The S. cerevisiae HAP Complex, a Key Regulator of Mitochondrial Function, Coordinates Nuclear and Mitochondrial Gene Expression

1Laboratoire de Génétique Moléculaire, IGM, Batiment 400. Université Paris Sud, 91405 Orsay Cedex, France
2Aventis Pharma, Core Biotechnology/Yeast Genomics. 13 Quai Jules Guesde, Vitry sur Seine 94403, France
3Centre de Génétique Moléculaire, Avenue de la Terrasse, Gif sur Yvette, 91198, France

Received 26 August 2002; Accepted 4 December 2002

Copyright © 2003 Hindawi Publishing Corporation. This is an open access article distributed under the Creative Commons Attribution License, which permits unrestricted use, distribution, and reproduction in any medium, provided the original work is properly cited.

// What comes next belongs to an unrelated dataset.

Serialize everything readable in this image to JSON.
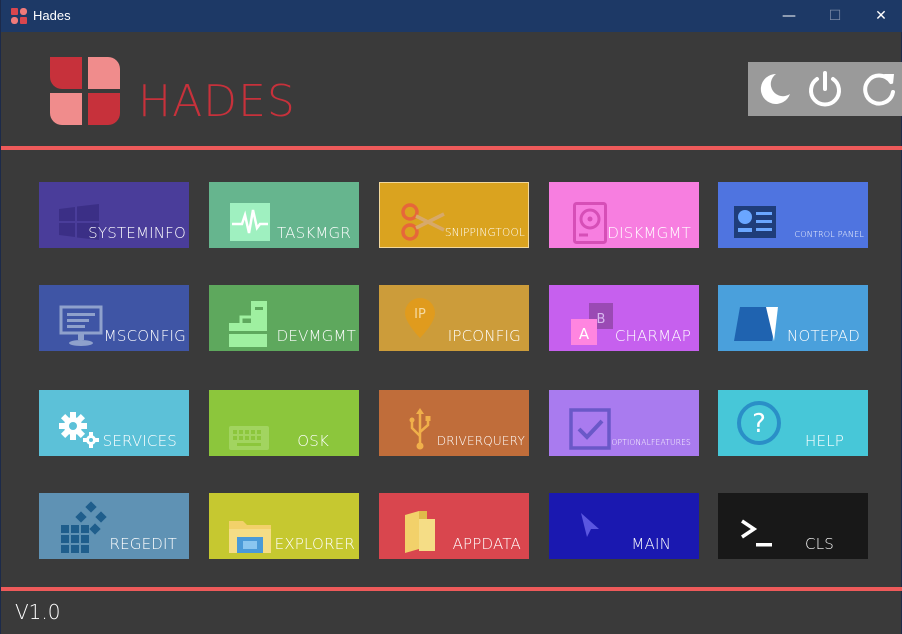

We have compared Saccharomyces cerevisiae global gene expression in wild-type and mutants (Δhap2 and Δhap4) of the HAP transcriptional complex, which has been shown to be necessary for growth on respiratory substrates. Several hundred ORFs are under positive or negative control of this complex and we analyse here in detail the effect of HAP on mitochondria. We found that most of the genes upregulated in the wild-type strain were involved in organelle functions, but practically none of the downregulated ones. Nuclear genes encoding the different subunits of the respiratory chain complexes figure in the genes more expressed in the wild-type than in the mutants, as expected, but in this group we also found key components of the mitochondrial translation apparatus. This control of mitochondrial translation may be one of the means of coordinating mitochondrial and nuclear gene expression in elaborating the respiratory chain. In addition, HAP controls the nuclear genes involved in several other mitochondrial processes (import, mitochondrial division) that define the metabolic state of the cell, but not mitochondrial DNA replication and transcription. In most cases, a putative CCAAT-binding site is present upstream of the ORF, while in others no such sites are present, suggesting the control to be indirect. The large number of genes regulated by the HAP complex, as well as the fact that HAP also regulates some putative transcriptional activators of unknown function, place this complex at a hierarchically high position in the global transcriptional regulation of the cell.